So, how about this weather? There are so many complex factors in weather, and in climate, that you can’t predict a scorching July will follow cherry blossoms in March. That goes double for Rhode Island, where it can snow in May.
Friday, I walked to Kennedy Plaza to catch the #42 bus. They say you have to watch out when you’re downtown, and they’re right. At Burnside Park I was confronted by a Unitarian who gave me a pledge card. With my sore back I’m not up for running, so I just told her that I hope to make good on last year’s pledge by the end of this fiscal year. I’m streetwise like that.
I just watched HBO’s ‘Game Change’. In 2008 I saw Sarah Palin’s acceptance speech in real time, it’s fascinating to see it as drama. I feel a kinship with Sarah Palin. Really.
Like when the wonks are in a huddle and someone mentions that Sarah Palin speaks in tongues. That’s fact, she does. I know why. I’ve been there and done that. At Apponaug Pentecostal Church in the 70’s, everyone who was anyone spoke in tongues. Though actually I had learned tonguesspeak from the Catholic Charismatics– long story.
I know that Sarah Palin has a large and powerful base. In my prior job I worked with an office manager who looked at me innocently and said, “I really like Sarah Palin, don’t you?” I would not hurt this woman’s feelings for the world, she was the nicest person. I wondered what she was hearing that made her feel Sarah Palin would stick up for her. Sarah Palin is not stupid– in fact she is brilliant at connecting with the pain of some Americans who feel ignored and disparaged, and making them believe that she is on their side– without actually committing to take any material action on their behalf.
In the film, a woman holding a Down Syndrome child looks worshipfully at Palin, saying that finally someone speaks for her. This is a part of America that cannot be dismissed, and to make snap judgements or condescend is not only wrong, it’s stupid.
Parents and families of special-needs children are fortunate if, like the Palin family, they are wealthy. Most are not. Where it really matters is not at the political rally, but in the allocation of resources. Tax cuts for the rich at the expense of families who depend on such services as RIDE and SNAP are dry, depressing, uninspiring realities. Jesus said that when you give, don’t let the right hand know what the left hand is doing. The Republican Party seems to have applied this to taking– talking about the children while cutting aid to the families who care for them.
Special-needs children, gods willing, grow up. Their needs change, sometimes increase. Parents grow old, money runs out. We can take care of our own, if ‘we’ includes all of us. We can provide not only material care, but inclusion.
I once worked in a building that was considered rather tough. At one time the VNA would not go into it without an escort. More than one mother with a special-needs child lived there, including the aging mother of a woman I’ll call ‘Tonie’.

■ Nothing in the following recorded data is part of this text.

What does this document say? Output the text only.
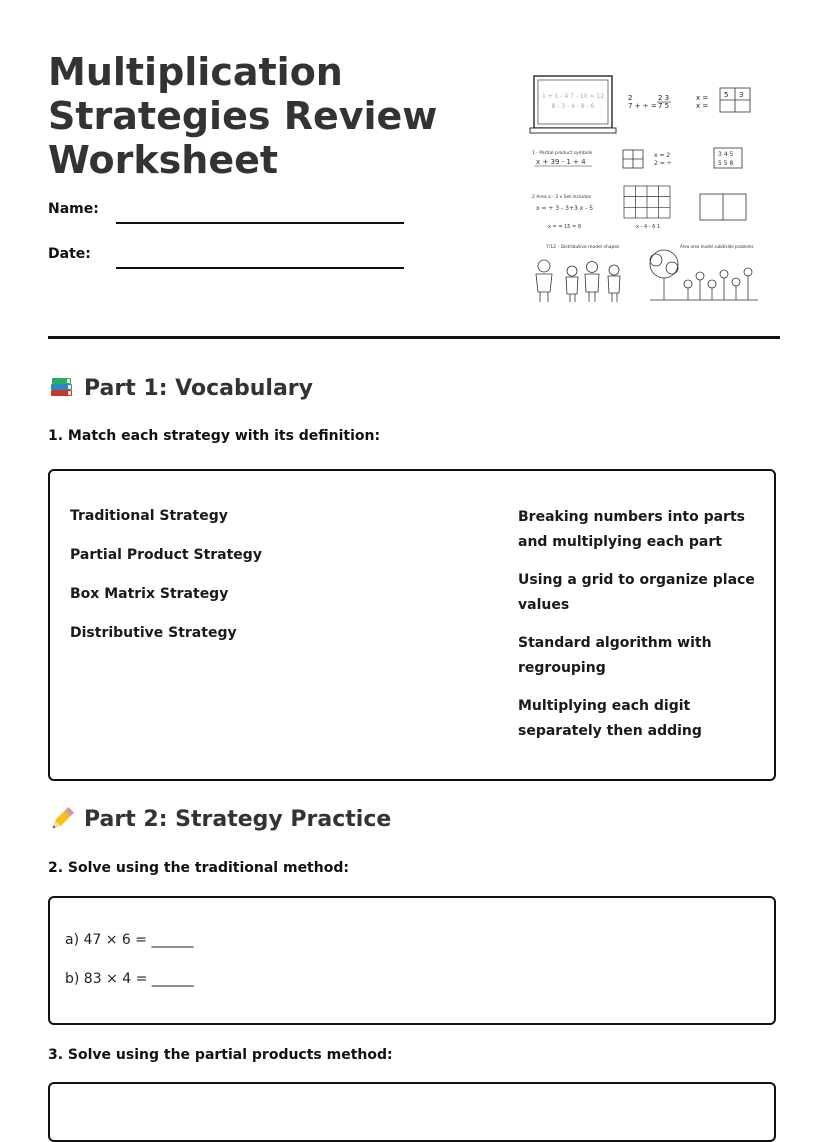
Multiplication Strategies Review Worksheet
Name:
Date:
1 + 1 - 4 7 - 10 = 12
8 - 3 - 4 - 8 - 6
2
7 + ÷ =
2 3
7 5
x =
x =
5 3
1 - Partial product symbols
x + 39 - 1 + 4
x = 2
2 = ÷
3 4 5
5 5 8
2 Area x - 3 x Set includes
x = + 3 - 3+3 x - 5
x = = 15 = 8	x - 4 - 6 1
7/12 - Distributive model shapes	Area area model subdivide problems
Part 1: Vocabulary

1. Match each strategy with its definition:

Traditional Strategy
Partial Product Strategy
Box Matrix Strategy
Distributive Strategy
Breaking numbers into parts and multiplying each part
Using a grid to organize place values
Standard algorithm with regrouping
Multiplying each digit separately then adding
Part 2: Strategy Practice

2. Solve using the traditional method:

a) 47 × 6 = ______
b) 83 × 4 = ______

3. Solve using the partial products method:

Tonie was sweet-natured, energetic, outgoing and childlike. She hugged everyone. Her mental handicap was not apparent unless you talked with her. Wariness did not seem to be part of her nature. She was slim, boyish and nice looking. Her mother protected her always, until she had a heart attack.
While her mother was in the hospital, Tonie had to spend a long weekend on her own. We all worried. Did she know how to cook without setting her apartment on fire? Would she know to stay away from some of the known predatory people, inside and outside her building?
Tonie had more strength, I think, than we gave her credit for. She did okay, and I see her from time to time. She was not the only vulnerable person in that building who seemed to be protected by an unspoken code of honor. There were some tiny elderly ladies and gentlemen who lived there as long as age allowed. There were people whose illness caused them to be unpleasant and provocative, who were understood as impaired and left alone.
This rambling post is just to mention something that is obvious but often overlooked. Margaret Thatcher supposedly said that there’s no such thing as society– only individuals. We do not, however, live entirely in a world of strife and competition. We want someone to speak for special-needs children. Less often does anyone speak for their needs when they become adults.
We can take care of our own– all Americans. We are a great and wealthy nation. Special-needs children, like all children, are a lifetime commitment and beyond. They grow up, parents age, families reach the limit of their resources. That’s where community, and government aided by good laws, share the responsibility.
We are now at a point where we will decide whether the life-saving resource of medical care will be a public good, or a private privilege.
The future of Mary Beck, Trig Palin, Bella Santorum and all the children of ordinary citizens will be profoundly affected by what we decide.
That downtown area can be scary with those Unitarian pledge collectors~!
Thanks for the post, Nancy, and the reminder that we are only as civilized as our ability to care for those in need.